People fight wars. Always have and always will.

They will fight them when they think they can win—and even when they know they can’t. That is precisely why, if wars must be fought, they must be winnable. Decisively so.

When wars are won decisively, peace—or at least stability—tends to follow. When wars drag on or end inconclusively, instability festers and new wars soon follow. If there has to be war, the best war is a short one.

One of the defining failures of the modern international system is that it has made decisive victory almost impossible. Global institutions meant to limit suffering often end up prolonging it. They place a finger on the scale for weaker or illegitimate actors, turning short wars into long ones and amplifying the human toll.

Nowhere is this clearer than in Gaza.

A non-state actor—Hamas—launched a war against a vastly superior military power, Israel. It had no legal authority to do so and no chance of winning. Its leadership knew this. Their real goal was to trigger a wider regional war. When that failed, they pivoted to Plan B: a propaganda war waged through global media and sympathetic international institutions. That plan succeeded.

By manipulating public opinion and exploiting humanitarian outrage, Hamas transformed what should have been a swift military defeat into a prolonged, grinding conflict. Instead of isolating Hamas for committing atrocities and taking hostages, much of the international community attacked Israel for defending itself. The result: tens of thousands of unnecessary deaths and no decisive conclusion.

Israel, acted as any state would that has an obligation to defend its citizens and territory. But its efforts were hamstrung by international hesitation and moral confusion. The United Nations, the International Court of Justice, and countless global commentators blurred the line between the aggressor and the defender. In doing so, they gave legitimacy to a terrorist organization and eroded the very principles they claim to uphold.

The international community should have acted unanimously to condemn Hamas and support Israel in dismantling it quickly and completely. A decisive end to the conflict would have saved countless lives, not cost them. The longer the fighting dragged on, the more civilians suffered, and continue to suffer.

History shows that clear victories produce clearer peace. The stability of postwar Germany and Japan came not from negotiation but from decisive defeat and reconstruction. By contrast, the world’s most unstable regions—Syria, Yemen, Gaza—are defined by wars that never quite end.

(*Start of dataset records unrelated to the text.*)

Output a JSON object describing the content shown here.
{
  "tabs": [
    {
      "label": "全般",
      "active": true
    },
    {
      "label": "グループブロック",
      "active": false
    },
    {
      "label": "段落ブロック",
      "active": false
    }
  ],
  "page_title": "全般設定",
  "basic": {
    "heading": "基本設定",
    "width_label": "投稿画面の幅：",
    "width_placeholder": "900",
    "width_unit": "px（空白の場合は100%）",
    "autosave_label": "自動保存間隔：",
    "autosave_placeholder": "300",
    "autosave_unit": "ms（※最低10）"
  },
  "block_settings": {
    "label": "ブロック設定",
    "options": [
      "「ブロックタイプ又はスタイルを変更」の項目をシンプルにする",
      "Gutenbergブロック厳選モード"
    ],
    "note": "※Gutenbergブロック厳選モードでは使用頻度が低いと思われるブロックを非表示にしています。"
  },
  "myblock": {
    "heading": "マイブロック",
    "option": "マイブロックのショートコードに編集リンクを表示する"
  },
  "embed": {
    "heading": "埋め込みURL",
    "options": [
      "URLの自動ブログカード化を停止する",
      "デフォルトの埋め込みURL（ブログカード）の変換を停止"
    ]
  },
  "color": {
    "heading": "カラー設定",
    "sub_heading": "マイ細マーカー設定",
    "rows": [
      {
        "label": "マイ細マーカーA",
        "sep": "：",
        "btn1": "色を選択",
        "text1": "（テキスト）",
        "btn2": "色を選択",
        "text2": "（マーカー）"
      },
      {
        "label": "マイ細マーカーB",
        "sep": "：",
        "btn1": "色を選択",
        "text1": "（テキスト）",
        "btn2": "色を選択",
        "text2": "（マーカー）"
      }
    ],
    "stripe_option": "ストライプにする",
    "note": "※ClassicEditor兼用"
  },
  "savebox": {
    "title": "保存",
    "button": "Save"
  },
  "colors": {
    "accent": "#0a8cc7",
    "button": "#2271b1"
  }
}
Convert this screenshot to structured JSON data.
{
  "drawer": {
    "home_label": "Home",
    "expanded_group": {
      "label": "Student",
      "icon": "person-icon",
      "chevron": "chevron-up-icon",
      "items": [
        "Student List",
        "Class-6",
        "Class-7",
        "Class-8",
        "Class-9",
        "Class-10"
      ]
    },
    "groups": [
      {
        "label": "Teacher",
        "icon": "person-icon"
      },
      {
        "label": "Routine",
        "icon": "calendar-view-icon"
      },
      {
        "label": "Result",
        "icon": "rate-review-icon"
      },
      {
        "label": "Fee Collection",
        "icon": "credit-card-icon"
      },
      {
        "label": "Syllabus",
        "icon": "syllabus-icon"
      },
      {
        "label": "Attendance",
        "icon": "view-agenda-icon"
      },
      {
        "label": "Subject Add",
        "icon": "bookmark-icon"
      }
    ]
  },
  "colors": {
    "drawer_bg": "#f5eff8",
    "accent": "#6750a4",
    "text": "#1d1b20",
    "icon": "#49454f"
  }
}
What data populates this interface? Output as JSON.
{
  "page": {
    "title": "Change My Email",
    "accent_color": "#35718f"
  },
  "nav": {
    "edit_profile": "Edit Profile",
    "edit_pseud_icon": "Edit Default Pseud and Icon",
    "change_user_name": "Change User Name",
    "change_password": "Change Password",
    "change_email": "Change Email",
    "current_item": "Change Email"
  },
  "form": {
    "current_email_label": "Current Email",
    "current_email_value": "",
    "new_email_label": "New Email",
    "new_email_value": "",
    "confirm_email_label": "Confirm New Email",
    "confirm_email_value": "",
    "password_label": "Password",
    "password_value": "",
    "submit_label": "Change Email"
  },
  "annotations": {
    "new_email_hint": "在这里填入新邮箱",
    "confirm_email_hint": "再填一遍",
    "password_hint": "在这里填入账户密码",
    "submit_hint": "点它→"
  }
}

The purpose of quick, decisive victory is not revenge. It is order, and ultimately spares lives and reduces destruction. 

Decisive victory also serves as a deterrent, making the next war less likely, not more. Indecision and moral equivalence invite more bloodshed. Terrorists learn that they can survive by hiding behind civilians and global sympathy. 

Peace built on ambiguity never lasts. The world’s democracies need to recover the moral clarity that built the postwar order: terror cannot be excused. When a terrorist group launches a war, the international community’s duty is not to balance sympathy between the opposing sides—it is to ensure the aggressor loses quickly and decisively.

Because wars that are won end. Wars that are managed never do.

2 comments:

Ken Stollon said...

Good summary. A war without end. Trump and others think there is peace, but they are mistaken.

B. Glen Rotchin said...

Like Kohelet says there is a time for war and a time for peace. It doesn't say a time for war and a time for ceasefire. In this respect it seems to provide a new understanding the biblical passage. Without definite distinctions there can never be reconciliation. Living in a grey zone is a kind of hillul hashem.